Отпуская джигита, ахун отечески благословил его. И Аманлык опять остался доволен. Былой воли и свободы не было и в помине, зато была жена, купленная ему родом.

А недели две спустя он увидел воочию то, о чем слышал, то, чему не хотелось верить.

Унылое это было зрелище, непонятное здравому рассудку, противное естеству. Птицы по весне прилетали в родные края, обживали гнезда, выводили птенцов, а люди, наоборот, срывались с насиженных мест, разоряли свои гнезда, уходили на чужбину.

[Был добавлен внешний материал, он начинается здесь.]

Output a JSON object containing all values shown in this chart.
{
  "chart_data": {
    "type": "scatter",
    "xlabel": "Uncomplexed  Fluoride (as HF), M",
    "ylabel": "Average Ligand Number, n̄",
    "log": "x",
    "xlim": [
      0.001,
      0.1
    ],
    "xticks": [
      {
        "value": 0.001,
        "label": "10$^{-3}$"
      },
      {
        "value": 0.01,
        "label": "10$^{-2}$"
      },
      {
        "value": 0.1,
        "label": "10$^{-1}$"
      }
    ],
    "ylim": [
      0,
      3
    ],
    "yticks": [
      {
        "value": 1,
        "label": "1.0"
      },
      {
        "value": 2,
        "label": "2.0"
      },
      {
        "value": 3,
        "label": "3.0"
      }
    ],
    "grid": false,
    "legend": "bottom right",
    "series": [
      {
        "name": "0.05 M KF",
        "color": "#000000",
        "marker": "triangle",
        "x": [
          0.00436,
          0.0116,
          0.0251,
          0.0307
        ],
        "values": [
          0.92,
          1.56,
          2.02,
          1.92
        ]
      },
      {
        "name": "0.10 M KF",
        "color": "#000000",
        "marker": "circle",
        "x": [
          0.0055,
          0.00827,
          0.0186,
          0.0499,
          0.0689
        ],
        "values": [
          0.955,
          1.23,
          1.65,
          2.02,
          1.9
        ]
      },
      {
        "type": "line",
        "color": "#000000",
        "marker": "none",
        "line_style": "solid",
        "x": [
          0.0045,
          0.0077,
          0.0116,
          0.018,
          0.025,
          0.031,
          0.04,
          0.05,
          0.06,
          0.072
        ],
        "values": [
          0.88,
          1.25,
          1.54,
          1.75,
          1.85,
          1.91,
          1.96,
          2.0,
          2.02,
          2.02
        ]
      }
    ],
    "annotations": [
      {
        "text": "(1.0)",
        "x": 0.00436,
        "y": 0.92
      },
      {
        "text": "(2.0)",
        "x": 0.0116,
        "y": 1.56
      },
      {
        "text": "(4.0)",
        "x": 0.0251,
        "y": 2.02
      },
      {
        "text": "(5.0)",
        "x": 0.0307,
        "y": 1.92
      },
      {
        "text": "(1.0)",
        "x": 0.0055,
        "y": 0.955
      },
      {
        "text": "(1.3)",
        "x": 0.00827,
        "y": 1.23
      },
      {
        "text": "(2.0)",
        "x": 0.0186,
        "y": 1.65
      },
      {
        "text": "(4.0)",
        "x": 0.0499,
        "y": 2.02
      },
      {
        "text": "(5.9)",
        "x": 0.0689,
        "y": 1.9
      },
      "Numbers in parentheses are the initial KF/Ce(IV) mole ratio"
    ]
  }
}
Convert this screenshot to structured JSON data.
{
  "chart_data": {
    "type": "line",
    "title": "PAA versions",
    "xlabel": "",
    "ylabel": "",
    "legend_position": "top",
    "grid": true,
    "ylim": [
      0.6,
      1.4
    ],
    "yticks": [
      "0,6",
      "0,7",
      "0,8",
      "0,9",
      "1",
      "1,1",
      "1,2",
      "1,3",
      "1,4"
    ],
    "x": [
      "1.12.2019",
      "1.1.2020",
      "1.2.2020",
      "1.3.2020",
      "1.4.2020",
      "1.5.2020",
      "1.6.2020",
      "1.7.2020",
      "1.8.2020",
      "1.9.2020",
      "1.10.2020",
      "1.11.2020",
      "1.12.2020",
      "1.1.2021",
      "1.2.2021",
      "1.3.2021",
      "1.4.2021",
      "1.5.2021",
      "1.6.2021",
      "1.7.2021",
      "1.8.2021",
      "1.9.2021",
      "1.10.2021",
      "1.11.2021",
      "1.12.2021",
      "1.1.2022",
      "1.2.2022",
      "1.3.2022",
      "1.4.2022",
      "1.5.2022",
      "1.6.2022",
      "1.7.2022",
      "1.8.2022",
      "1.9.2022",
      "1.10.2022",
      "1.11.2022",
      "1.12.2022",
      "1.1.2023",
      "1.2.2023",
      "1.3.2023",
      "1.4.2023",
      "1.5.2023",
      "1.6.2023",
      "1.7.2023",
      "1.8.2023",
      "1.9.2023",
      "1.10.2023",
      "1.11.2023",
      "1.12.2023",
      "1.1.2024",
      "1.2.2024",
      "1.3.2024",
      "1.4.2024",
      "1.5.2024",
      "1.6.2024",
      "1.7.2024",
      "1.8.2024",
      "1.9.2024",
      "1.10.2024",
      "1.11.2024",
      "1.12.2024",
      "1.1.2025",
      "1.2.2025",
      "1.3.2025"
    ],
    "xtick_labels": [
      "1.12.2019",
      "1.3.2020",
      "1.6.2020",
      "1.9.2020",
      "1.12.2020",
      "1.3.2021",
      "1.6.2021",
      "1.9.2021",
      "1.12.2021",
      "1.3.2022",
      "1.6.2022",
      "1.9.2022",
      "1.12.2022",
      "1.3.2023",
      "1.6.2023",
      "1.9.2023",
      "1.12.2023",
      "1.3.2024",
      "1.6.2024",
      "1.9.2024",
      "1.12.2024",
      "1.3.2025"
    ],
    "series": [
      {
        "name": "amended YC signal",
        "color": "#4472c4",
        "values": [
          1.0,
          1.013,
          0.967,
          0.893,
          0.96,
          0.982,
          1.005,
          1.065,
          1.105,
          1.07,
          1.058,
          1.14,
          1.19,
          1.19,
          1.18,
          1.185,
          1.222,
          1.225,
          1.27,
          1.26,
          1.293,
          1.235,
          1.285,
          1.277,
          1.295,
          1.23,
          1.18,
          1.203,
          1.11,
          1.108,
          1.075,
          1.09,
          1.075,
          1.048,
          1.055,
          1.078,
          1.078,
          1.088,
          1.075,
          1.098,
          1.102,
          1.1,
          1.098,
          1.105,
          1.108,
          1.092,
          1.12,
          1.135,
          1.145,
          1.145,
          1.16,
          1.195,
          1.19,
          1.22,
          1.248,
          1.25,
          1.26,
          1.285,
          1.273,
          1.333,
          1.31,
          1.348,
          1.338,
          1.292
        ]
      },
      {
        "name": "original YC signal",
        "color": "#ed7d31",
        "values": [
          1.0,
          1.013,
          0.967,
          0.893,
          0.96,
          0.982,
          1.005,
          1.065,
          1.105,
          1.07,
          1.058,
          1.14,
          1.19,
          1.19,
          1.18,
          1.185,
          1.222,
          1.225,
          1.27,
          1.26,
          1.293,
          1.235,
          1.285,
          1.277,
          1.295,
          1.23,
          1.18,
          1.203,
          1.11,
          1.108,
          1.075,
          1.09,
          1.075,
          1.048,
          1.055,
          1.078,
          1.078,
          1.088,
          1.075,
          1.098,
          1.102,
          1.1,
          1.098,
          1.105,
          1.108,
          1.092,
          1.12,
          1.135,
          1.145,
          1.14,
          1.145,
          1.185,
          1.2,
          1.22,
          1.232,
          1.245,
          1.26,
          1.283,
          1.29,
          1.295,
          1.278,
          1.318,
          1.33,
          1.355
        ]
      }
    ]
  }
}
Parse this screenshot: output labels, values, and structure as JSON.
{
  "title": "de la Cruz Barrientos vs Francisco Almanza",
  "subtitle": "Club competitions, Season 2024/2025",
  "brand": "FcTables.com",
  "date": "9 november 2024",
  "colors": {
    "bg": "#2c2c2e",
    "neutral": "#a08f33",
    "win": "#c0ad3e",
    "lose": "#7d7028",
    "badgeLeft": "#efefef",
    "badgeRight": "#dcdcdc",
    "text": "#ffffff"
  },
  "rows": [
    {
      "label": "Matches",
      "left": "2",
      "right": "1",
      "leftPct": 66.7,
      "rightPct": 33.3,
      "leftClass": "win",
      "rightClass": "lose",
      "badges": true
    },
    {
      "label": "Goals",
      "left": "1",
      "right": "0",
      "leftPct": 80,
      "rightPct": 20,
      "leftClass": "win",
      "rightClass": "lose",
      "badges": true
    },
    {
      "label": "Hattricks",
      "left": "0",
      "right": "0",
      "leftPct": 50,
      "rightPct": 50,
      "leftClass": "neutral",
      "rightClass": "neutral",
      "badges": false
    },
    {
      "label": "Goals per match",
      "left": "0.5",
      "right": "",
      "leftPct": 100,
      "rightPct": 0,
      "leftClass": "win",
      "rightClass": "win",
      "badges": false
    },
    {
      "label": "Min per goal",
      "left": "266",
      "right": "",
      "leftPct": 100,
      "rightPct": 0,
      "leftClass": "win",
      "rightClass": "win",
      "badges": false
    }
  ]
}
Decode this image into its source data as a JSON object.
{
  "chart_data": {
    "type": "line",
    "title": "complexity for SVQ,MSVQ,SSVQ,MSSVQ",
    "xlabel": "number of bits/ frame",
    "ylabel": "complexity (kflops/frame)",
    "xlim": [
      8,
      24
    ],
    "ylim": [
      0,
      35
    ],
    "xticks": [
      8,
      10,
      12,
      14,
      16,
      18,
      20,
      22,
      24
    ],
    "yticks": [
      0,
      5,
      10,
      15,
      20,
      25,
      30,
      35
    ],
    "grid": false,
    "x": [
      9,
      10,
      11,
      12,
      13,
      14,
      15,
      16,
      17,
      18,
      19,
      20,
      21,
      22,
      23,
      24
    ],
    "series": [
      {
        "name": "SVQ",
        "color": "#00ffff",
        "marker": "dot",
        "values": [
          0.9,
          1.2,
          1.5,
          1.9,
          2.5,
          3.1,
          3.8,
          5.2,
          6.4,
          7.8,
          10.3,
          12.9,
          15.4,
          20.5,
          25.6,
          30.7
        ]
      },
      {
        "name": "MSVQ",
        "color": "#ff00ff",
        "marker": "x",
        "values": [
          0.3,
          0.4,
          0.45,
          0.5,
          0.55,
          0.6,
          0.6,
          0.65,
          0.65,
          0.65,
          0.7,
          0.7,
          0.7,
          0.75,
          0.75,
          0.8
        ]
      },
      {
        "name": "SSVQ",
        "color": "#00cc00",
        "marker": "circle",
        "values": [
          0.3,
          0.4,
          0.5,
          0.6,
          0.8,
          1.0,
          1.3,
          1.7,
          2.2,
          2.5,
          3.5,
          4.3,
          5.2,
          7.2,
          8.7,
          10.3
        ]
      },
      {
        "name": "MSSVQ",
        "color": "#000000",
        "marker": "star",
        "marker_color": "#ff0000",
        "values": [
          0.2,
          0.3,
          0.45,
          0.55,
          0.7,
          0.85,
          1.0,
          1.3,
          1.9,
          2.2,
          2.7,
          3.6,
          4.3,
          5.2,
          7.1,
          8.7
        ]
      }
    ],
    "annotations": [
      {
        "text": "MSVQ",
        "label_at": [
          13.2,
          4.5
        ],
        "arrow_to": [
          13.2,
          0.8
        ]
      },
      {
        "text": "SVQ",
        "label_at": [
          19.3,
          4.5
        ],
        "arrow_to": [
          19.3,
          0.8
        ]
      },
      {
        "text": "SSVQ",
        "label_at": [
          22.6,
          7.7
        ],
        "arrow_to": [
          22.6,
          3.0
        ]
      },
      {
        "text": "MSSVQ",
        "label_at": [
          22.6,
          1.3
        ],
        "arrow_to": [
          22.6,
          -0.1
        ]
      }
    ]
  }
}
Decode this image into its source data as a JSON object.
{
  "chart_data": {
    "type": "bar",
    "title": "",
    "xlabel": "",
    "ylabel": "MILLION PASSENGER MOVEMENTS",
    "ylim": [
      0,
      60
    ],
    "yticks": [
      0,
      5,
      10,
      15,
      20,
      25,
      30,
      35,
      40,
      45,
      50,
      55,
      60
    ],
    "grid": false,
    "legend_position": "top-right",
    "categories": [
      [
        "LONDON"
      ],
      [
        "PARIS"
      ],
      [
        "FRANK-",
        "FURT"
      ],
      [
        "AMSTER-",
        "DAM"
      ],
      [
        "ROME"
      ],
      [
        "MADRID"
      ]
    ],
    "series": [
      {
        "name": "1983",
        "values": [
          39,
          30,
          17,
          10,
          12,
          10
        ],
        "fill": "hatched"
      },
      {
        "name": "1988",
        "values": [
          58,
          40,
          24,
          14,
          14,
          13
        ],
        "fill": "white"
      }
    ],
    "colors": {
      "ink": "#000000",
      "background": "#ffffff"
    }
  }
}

Катились арбы, груженные до отказа, брели верблюды и ишачки под тяжкими вьюками. Судьба гнала людей, как люди гнали скотину. Телята, жеребята не бегали, взбрыкивая и крутя хвостами, — жались к стаду, ибо шли не на пастбище, а в дальнюю дорогу; они это чувствовали. И дети людские не играли — цеплялись за подолы молчаливых, угрюмых матерей и ревели на все голоса. Детский плач висел над караваном, как вороний грай над скошенными полями по осенней поре. У всех была весна, у этих людей — осень.